Dabei sei das Internet der "Durchlauferhitzer für Hass und Hetze aller Art". Wo Antisemitismus Platz habe, könne jede Form von Hass um sich greifen. Rassismus, Homophobie, Frauenfeindlichkeit, Menschenverachtung jeder Couleur, warnte die 88-Jährige eindringlich.

Knobloch, deren Großmutter im KZ Theresienstadt starb und deren Vater das Arbeitslager nur knapp überlebte, erinnerte sich in ihrer Rede an ihre Kindheit und Jugend. Sie überlebte die Schoah, da sie beim ehemaligen Dienstmädchen ihres Onkels als deren uneheliche Tochter untertauchen konnte. Sie sei stolz, Deutsche zu sein und Deutschland bleibe ihre Heimat, trotz der Wut und des unerträglichen Leids.

Zerbrechliche Errungenschaften

Heute gebe es wieder jüdische Gemeinden im ganzen Land, sagte Knobloch.

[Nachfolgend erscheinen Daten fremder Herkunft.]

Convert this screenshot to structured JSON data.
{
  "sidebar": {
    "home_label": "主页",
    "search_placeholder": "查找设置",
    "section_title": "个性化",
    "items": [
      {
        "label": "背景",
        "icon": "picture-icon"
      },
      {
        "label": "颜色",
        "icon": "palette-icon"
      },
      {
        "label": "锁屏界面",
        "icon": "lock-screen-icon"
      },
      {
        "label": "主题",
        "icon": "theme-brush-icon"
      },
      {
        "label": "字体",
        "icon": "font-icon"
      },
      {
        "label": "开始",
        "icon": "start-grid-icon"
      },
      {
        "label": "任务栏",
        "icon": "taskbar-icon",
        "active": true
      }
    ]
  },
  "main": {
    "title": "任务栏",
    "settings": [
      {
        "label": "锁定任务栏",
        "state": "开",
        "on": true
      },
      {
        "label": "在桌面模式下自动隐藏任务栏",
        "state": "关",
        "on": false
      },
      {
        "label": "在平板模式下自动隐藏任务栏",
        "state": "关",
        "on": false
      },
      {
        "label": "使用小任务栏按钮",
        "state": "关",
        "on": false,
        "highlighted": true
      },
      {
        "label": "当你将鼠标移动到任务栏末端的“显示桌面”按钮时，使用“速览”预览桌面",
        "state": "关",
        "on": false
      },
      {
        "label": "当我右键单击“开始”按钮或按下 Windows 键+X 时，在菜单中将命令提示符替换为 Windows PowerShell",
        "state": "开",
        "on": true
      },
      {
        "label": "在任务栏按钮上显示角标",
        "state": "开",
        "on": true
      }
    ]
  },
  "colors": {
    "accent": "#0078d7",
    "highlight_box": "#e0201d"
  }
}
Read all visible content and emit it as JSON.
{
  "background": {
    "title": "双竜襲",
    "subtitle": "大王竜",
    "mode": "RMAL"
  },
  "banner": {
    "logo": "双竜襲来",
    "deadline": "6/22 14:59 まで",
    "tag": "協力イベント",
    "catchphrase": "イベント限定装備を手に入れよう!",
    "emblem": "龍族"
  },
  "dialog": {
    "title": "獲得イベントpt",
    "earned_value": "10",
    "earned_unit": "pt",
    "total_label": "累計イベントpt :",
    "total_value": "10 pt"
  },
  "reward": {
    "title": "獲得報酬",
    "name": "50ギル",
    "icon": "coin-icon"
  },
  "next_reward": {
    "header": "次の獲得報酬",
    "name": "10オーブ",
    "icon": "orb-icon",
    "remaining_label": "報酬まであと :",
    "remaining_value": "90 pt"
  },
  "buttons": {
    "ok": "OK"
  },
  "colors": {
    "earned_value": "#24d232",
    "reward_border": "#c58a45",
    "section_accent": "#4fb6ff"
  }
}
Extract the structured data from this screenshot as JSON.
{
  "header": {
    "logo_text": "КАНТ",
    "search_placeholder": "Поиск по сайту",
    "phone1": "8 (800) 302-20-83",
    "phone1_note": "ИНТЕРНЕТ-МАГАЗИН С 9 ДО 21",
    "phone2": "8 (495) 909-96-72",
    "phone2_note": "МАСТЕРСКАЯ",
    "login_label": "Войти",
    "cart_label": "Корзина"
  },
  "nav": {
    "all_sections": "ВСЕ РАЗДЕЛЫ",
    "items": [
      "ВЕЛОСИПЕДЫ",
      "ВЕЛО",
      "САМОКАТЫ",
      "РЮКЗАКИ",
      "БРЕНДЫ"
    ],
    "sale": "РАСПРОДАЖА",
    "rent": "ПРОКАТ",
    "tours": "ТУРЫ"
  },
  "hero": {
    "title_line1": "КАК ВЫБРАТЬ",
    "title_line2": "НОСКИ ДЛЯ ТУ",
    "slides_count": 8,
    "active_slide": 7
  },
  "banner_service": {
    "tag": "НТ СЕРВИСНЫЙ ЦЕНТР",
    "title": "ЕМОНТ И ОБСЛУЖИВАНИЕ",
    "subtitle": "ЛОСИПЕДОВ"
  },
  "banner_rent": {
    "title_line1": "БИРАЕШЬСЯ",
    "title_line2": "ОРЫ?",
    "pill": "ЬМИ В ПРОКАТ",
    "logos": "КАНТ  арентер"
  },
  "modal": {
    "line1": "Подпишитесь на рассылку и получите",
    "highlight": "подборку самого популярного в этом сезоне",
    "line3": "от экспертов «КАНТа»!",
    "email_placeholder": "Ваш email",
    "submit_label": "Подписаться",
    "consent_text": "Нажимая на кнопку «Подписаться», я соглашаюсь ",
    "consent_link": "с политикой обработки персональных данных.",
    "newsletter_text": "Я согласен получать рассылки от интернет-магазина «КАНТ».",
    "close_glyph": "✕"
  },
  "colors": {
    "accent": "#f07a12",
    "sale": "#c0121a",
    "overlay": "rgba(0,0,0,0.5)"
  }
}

Sie seien da und blieben, allen Rückschlägen zu Trotz. "Nicht einen Tag dürfen wir vergessen, wie zerbrechlich die kostbaren Errungenschaften der letzten 76 Jahre sind", mahnte die Präsidentin der Israelitischen Kultusgemeinde München und Oberbayern.

"Der Kampf gegen Antisemitismus ist eine Sisyphos-Aufgabe", sagte die 88-Jährige. Judenhass müsse dabei auch dort bekämpft werden, wo es weh tue: in der Mitte der Gesellschaft, hinter einem Deckmantel der Toleranz, wo Integration in die demokratischen Werte abgelehnt und wo Israel diffamiert und delegitimiert werde.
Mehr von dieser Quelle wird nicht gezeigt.